A terapia adjuvante é uma importante aliada no tratamento do câncer de pulmão de não pequenas células (CPNPC), uma vez que a cirurgia é considerada a principal estratégia com potencial curativo para pacientes elegíveis.
Os primeiros estudos sobre terapia adjuvante nesse contexto tiveram início em 1965. No entanto, à época, os resultados foram menos conclusivos quando comparados aos obtidos em outros tipos de tumores sólidos. Nas últimas décadas, avanços no estadiamento, na seleção de pacientes e no melhor entendimento da biologia tumoral permitiram uma abordagem mais precisa, direcionada àqueles com maior risco de recidiva.
O câncer de pulmão é reconhecido como uma doença de evolução frequentemente fatal e, de acordo com o Instituto Nacional de Câncer (INCA), permanece entre as principais causas de morte por câncer no mundo. No Brasil, o tabagismo é responsável por aproximadamente 80% dos óbitos relacionados à doença, o que reforça a importância tanto das estratégias de prevenção quanto do aprimoramento contínuo das opções terapêuticas voltadas à melhoria da sobrevida dos pacientes.
A terapia adjuvante e seu papel no câncer de pulmão
A terapia adjuvante complementa o tratamento cirúrgico ao atuar sobre possíveis células cancerígenas remanescentes que não foram eliminadas pela cirurgia. Ao reduzir o risco de recorrência da doença, essa abordagem contribui para o aumento das taxas de cura e, em contextos selecionados, para a redução da mortalidade relacionada ao câncer de pulmão.
Seu papel é particularmente relevante em pacientes com maior risco de recorrência após a cirurgia. De modo geral, enquadram-se nesse grupo aqueles com comprometimento linfonodal, tumores de maior extensão local ou características histológicas e biológicas associadas a comportamento mais agressivo, nos quais a probabilidade de retorno da doença é mais elevada.
As principais modalidades utilizadas no cenário adjuvante incluem:
- radioterapia;
- quimioterapia;
- imunoterapia.
Embora não garanta a cura em todos os casos, a terapia adjuvante pode oferecer benefício clínico relevante em situações selecionadas, especialmente quando há fatores associados a maior risco de recidiva.

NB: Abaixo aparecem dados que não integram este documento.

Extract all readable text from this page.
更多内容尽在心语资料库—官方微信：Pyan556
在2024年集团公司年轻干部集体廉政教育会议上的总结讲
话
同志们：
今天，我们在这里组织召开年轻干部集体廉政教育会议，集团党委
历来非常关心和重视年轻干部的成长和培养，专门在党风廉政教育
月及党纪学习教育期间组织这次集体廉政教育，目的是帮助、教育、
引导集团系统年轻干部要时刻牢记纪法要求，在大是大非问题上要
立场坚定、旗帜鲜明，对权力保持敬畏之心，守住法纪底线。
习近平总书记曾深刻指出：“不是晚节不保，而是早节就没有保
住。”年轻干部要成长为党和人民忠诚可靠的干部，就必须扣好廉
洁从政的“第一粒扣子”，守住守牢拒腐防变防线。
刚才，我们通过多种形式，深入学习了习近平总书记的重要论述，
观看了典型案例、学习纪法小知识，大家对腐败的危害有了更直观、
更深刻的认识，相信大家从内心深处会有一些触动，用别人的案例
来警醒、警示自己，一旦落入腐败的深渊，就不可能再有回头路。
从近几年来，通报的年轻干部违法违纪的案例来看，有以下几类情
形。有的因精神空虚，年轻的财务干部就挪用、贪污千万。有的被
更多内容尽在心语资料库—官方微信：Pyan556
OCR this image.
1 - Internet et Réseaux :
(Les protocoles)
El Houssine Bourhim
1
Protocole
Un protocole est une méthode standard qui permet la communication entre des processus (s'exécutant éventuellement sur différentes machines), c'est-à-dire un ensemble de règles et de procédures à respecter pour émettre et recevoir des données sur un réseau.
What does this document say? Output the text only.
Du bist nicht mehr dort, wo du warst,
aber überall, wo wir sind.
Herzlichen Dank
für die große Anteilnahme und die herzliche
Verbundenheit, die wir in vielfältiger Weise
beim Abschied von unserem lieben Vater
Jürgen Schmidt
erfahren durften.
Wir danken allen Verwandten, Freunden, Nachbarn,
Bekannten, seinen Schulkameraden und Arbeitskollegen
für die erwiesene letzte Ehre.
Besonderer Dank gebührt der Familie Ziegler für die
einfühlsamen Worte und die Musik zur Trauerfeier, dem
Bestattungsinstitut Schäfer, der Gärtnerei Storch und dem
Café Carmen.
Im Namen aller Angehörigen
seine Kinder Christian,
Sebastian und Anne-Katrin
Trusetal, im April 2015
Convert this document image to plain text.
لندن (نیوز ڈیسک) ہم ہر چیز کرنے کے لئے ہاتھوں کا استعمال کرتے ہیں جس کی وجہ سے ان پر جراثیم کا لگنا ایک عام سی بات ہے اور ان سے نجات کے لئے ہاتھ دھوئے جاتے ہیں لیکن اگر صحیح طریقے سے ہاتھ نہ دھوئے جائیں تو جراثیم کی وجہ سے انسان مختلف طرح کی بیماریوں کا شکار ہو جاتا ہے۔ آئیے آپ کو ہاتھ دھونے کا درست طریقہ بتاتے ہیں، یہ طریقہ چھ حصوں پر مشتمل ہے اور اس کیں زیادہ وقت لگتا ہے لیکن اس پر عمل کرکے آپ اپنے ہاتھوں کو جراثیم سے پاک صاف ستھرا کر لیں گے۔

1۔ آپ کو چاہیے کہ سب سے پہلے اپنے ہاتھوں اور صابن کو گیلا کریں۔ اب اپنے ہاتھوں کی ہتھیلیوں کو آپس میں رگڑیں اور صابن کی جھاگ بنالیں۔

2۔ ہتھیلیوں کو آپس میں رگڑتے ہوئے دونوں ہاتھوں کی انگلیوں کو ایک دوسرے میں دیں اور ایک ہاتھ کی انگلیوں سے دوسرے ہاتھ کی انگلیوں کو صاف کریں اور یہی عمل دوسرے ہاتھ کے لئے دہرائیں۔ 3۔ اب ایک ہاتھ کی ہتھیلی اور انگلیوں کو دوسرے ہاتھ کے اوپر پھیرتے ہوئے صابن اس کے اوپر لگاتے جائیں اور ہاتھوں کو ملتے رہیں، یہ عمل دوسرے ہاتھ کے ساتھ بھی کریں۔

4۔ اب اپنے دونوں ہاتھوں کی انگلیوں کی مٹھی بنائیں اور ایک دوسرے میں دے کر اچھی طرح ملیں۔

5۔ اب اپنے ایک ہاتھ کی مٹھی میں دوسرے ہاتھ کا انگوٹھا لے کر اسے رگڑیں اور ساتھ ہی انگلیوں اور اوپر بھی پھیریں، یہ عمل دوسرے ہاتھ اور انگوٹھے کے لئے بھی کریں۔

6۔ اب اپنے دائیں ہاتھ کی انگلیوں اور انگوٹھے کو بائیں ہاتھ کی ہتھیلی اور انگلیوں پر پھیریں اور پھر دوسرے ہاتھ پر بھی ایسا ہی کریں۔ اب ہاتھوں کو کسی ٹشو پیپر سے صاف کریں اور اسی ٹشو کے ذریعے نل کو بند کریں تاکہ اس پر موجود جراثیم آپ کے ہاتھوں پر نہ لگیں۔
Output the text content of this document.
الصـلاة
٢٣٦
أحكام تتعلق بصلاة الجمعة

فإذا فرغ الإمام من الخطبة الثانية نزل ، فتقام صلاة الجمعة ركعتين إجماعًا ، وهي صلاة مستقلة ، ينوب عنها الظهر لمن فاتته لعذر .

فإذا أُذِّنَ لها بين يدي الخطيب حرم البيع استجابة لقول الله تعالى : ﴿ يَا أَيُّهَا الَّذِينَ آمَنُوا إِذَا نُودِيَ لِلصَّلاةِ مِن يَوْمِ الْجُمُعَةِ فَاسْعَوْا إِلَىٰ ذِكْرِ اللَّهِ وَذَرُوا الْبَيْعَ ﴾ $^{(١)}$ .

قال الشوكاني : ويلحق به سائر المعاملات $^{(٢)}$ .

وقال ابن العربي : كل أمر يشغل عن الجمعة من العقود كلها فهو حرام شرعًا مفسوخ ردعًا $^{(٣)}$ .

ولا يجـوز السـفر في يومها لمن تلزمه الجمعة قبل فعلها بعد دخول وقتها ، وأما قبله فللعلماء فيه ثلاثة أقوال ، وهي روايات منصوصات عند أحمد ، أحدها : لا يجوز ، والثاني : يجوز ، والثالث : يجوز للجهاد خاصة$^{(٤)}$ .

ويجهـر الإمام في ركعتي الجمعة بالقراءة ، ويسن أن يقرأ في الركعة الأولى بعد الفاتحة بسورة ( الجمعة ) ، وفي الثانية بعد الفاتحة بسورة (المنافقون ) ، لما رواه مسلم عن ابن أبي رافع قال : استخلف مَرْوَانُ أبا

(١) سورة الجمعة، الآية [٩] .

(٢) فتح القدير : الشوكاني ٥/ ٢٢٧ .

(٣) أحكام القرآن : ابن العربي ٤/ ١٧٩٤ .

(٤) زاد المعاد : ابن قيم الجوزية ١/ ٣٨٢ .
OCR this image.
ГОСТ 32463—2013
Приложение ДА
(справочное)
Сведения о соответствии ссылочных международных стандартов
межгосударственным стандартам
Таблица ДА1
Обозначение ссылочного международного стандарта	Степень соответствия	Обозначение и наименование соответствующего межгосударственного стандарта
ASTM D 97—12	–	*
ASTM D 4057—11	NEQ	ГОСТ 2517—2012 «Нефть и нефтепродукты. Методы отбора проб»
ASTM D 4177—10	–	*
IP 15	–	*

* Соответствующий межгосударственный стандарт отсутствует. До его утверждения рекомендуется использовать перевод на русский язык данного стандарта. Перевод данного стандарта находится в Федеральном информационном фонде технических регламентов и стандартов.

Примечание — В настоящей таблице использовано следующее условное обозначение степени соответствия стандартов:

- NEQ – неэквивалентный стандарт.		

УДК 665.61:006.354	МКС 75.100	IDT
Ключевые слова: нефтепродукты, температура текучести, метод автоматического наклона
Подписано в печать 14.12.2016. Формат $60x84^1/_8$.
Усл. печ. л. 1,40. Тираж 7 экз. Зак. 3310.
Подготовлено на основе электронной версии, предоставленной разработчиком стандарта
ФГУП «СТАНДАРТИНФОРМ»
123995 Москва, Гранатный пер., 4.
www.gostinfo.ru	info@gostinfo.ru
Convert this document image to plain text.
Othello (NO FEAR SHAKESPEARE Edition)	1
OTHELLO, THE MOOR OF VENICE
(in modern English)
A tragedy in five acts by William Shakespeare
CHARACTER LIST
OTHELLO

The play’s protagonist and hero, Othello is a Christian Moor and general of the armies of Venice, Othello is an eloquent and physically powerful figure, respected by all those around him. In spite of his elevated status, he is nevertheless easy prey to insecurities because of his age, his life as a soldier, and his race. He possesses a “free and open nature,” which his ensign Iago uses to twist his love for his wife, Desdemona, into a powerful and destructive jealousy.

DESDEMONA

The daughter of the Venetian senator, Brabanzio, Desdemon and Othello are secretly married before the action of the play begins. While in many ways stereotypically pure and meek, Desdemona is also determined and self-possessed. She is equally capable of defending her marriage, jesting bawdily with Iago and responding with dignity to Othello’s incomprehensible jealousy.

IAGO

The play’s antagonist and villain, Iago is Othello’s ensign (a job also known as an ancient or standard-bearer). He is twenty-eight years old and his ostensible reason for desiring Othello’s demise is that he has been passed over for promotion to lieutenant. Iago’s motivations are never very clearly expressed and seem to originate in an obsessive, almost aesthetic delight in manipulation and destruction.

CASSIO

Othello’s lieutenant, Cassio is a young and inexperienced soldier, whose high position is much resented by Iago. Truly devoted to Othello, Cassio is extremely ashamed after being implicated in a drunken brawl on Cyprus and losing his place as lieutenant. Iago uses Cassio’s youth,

Critérios para indicação da terapia adjuvante e decisão compartilhada com o paciente
A indicação da terapia adjuvante resulta da integração de múltiplos fatores clínicos e patológicos, sendo o estadiamento tumoral um dos principais elementos considerados na prática clínica.
Em pacientes com doença ressecada e maior risco de recorrência — como aqueles com comprometimento linfonodal — a terapia adjuvante pode ser incorporada à estratégia terapêutica com o objetivo de otimizar os desfechos oncológicos.
Além do estadiamento, a tomada de decisão é influenciada por outros aspectos, incluindo o tipo histológico do tumor, o status funcional do paciente e características biológicas específicas da doença.
Diante desse cenário, a terapia adjuvante não deve ser indicada de forma indiscriminada. Trata-se de uma decisão individualizada, que exige avaliação criteriosa do equilíbrio entre riscos e benefícios, além de uma discussão clara e aprofundada com o paciente sobre expectativas, potenciais efeitos adversos e objetivos do tratamento.